The more important and distinct voice here belongs to Jomo (Morr Ndiaye), a Nigerian rebel infuriated over the colonial actions of the oil companies whose intrusion into his country has endangered his family and the general populace. In one fascinating scene, an American crew from a popular video-journalism website arrives to question Jomo and his fellow rebels, who play-act a bit of intimidation by firing their weapons into the air and chanting intensely (the crew, of course, is spooked and exits posthaste). Later, Jomo leads a team to kidnap some French nationals and hold them for ransom until the oil companies cease their activities.
There’s an entire movie to be made about this character, and Ndiaye’s performance, which shifts seamlessly from forceful to charismatic, could have carried it. It’s fine work from the actor, but then the character exits the film in a way that won’t be revealed here, although the fact that he crosses paths with Aleksei (Franz Rogowski), a man who has traveled from Poland to join the French military following a hard life and a spate of loneliness, might offer an obvious clue. For some reason, Abbruzzese decides that his story, which begins alongside Alex’s friend and confidant Mikhail (Michal Balicki), is the one on which to hang the action.

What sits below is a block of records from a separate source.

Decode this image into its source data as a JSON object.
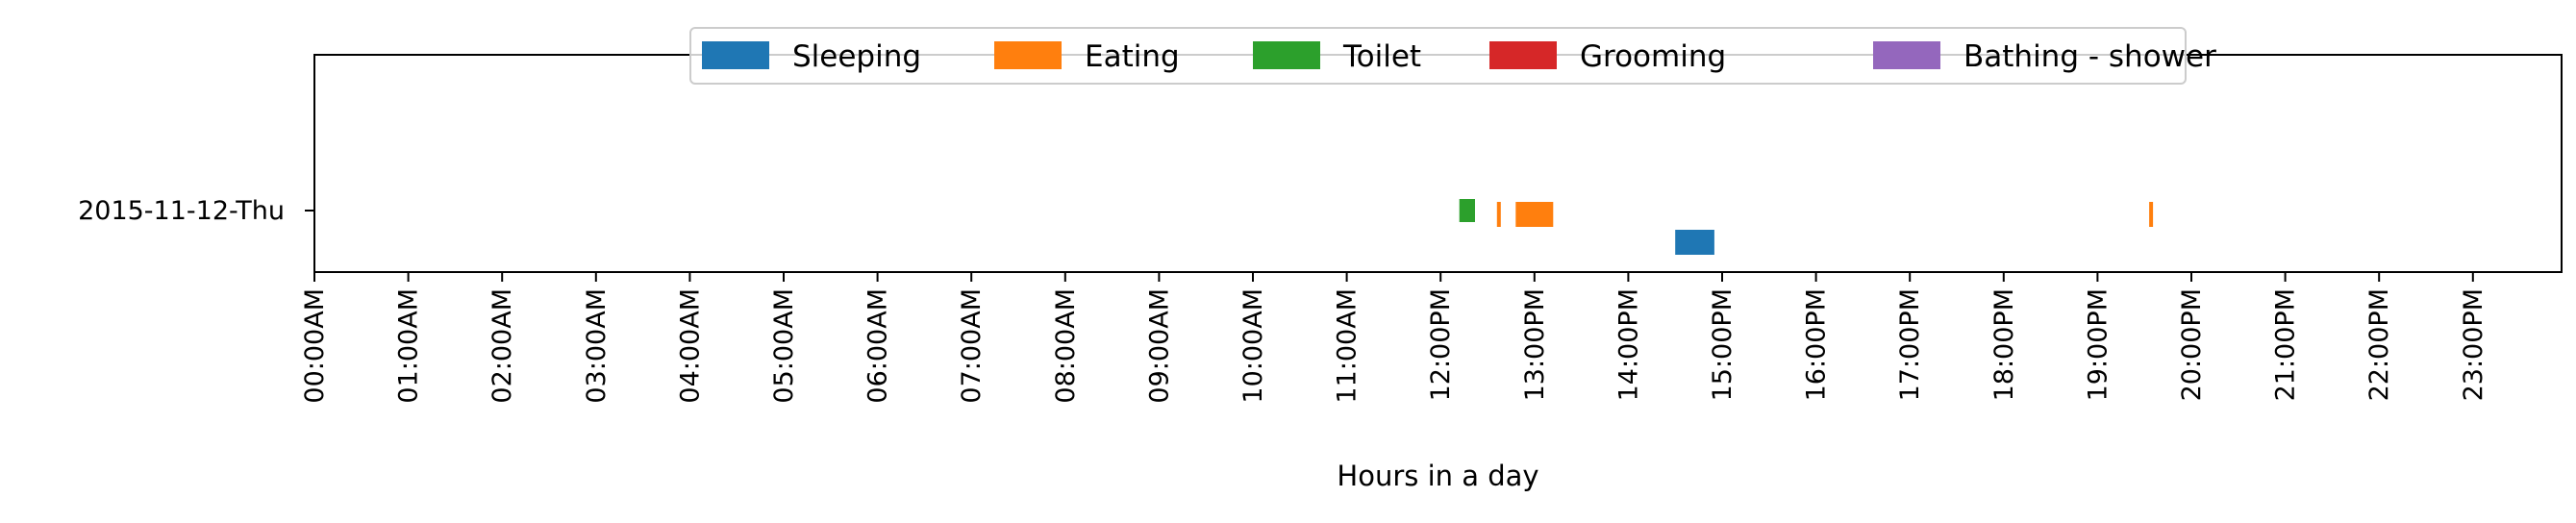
{
  "chart_data": {
    "type": "timeline",
    "xlabel": "Hours in a day",
    "ylabel": "",
    "title": "",
    "xlim": [
      0,
      24
    ],
    "x_unit": "hours",
    "x_ticks": [
      "00:00AM",
      "01:00AM",
      "02:00AM",
      "03:00AM",
      "04:00AM",
      "05:00AM",
      "06:00AM",
      "07:00AM",
      "08:00AM",
      "09:00AM",
      "10:00AM",
      "11:00AM",
      "12:00PM",
      "13:00PM",
      "14:00PM",
      "15:00PM",
      "16:00PM",
      "17:00PM",
      "18:00PM",
      "19:00PM",
      "20:00PM",
      "21:00PM",
      "22:00PM",
      "23:00PM"
    ],
    "days": [
      "2015-11-12-Thu"
    ],
    "grid": false,
    "legend_position": "top-center",
    "series": [
      {
        "name": "Sleeping",
        "color": "#1f77b4",
        "lane": 0,
        "intervals": [
          [
            "14:30",
            "14:55"
          ]
        ]
      },
      {
        "name": "Eating",
        "color": "#ff7f0e",
        "lane": 1,
        "intervals": [
          [
            "12:36",
            "12:38"
          ],
          [
            "12:48",
            "13:12"
          ],
          [
            "19:33",
            "19:35"
          ]
        ]
      },
      {
        "name": "Toilet",
        "color": "#2ca02c",
        "lane": 2,
        "intervals": [
          [
            "12:12",
            "12:22"
          ]
        ]
      },
      {
        "name": "Grooming",
        "color": "#d62728",
        "lane": 3,
        "intervals": []
      },
      {
        "name": "Bathing - shower",
        "color": "#9467bd",
        "lane": 4,
        "intervals": []
      }
    ]
  }
}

This is a most curious decision, as the film does not really decide on a solid basis of perspective for Rogowski’s character. Rogowski, who is quickly becoming one of the more striking actors out of Europe, develops an oddly detached rhythm as we get deeper and deeper into Alex’ story. He’s quite good early on, when a random and brutal death jars him out of a stasis and fuels a desire to join the Legionnaires and fight abroad alongside his brothers in uniform. That leads to a mission in which he faces a conundrum: Follow orders, which might result in the death of innocents, or diverge from them and face the consequences.
Naturally, the movie must follow through on the promise of the odd title, which stems from a conversation between Jomo and one of his men: What kind of man does Jomo imagine himself to be if placed in the shoes of the opposite side – which, not coincidentally, also would involve switching races? The answer is as frustratingly elusive as the scene in which it comes to fruition is striking. Alex dances in a nightclub, after a troubling vision stemming from his guilt-stricken, posttraumatic state places an unwitting victim of that violence in his mind, and Disco Boy loses its way in a rambling series of visual ideas with little attention actually paid to the human cost.